EDI (Electronic Data Interchange) is the computer-to-computer exchange of data specific documents in a public standard format among businesses, government, institutions and the like. Instead of relying on the telex, fax machine, or the mail, EDI users exchange business documents directly between computers. The data on these documents may be input to or output from another computer application. The data may be manually entered and translated on one computer and sent to the other. Received EDI documents may be translated and printed in human-readable formats for users who do not have other computer applications.
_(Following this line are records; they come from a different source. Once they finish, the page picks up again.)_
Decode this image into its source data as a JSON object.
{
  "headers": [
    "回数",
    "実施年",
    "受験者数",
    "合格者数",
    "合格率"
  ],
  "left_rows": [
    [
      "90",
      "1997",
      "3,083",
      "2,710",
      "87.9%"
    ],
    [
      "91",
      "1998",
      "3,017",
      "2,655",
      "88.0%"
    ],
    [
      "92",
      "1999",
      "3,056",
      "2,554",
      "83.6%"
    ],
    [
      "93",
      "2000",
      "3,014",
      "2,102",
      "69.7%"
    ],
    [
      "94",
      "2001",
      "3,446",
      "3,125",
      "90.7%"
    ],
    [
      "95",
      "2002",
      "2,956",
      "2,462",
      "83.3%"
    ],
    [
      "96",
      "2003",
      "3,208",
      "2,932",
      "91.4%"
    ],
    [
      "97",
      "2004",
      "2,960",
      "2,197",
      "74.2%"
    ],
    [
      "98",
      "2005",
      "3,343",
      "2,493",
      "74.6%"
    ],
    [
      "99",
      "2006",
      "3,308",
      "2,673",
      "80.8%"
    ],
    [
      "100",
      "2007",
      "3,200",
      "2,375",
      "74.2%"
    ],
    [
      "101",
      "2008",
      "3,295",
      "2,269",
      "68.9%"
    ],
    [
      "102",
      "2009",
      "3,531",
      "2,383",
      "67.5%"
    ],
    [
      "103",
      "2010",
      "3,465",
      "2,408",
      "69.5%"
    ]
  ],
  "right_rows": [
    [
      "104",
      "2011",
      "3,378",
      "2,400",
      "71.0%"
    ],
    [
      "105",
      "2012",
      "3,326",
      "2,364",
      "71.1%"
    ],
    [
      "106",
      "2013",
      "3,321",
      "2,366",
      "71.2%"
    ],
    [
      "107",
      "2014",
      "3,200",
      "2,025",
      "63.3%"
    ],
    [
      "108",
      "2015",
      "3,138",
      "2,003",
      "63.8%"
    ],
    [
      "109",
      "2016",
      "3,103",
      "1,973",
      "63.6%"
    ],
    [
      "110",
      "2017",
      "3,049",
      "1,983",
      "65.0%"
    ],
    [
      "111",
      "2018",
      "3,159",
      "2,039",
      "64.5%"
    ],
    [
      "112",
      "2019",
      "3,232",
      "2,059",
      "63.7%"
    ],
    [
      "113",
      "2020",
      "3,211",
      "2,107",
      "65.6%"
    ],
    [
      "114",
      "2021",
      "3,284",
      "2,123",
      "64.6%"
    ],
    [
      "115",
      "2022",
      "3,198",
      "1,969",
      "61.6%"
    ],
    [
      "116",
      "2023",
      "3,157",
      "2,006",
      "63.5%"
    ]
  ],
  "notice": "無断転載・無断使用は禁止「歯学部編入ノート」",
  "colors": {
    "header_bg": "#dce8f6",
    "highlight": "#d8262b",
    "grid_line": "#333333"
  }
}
Organizations that receive and translate EDI data into a human-readable format on screen or on paper still must reply to their trading partners (the trading partners' computers) in EDI format. This alone, not to mention the superior logistics and capacities of a microcomputer, rules out the use of fax, telex, and telephone as EDI substitutes. Traditionally, organizations conducted all of their business on paper. The growing amount of paper exchange between organizations forced some to find a better way to communicate and exchange data. It seemed right with widespread computer growth in business that this new method of exchange would include electronic interchange. Early electronic interchanges used a proprietary format agreed upon by two organizations. As the need for more and more business documents arose, there was indeed a need for a standard. In the 1960's several organizations came together to accomplish this task for purchasing, transportation, and financial applications. By the 1970s, ANSI ASC X12 began the first national electronic data interchange standard which included those created previously and retail industry standards. In the past, even among highly automated organizations, data was manually reformatted and re-entered into the receiving computer. EDI bridges the data gap between different organizations with different computers. EDI typically includes data formatting, translation into and from the EDI (public standard) format, trading partner administration, controls, and computer telecommunications capabilities. The "bulk file transfer" nature of EDI enables the exchange and processing of business documents at low cost. Delivery is usually within a few minutes or fraction of an hour. For data needed in "fast-time", as opposed to real-time, EDI has distinguished itself as a significantly more efficient and cost effective approach to data exchange than on-line methodologies, which usually are people-intensive and usually not application-to-application capable.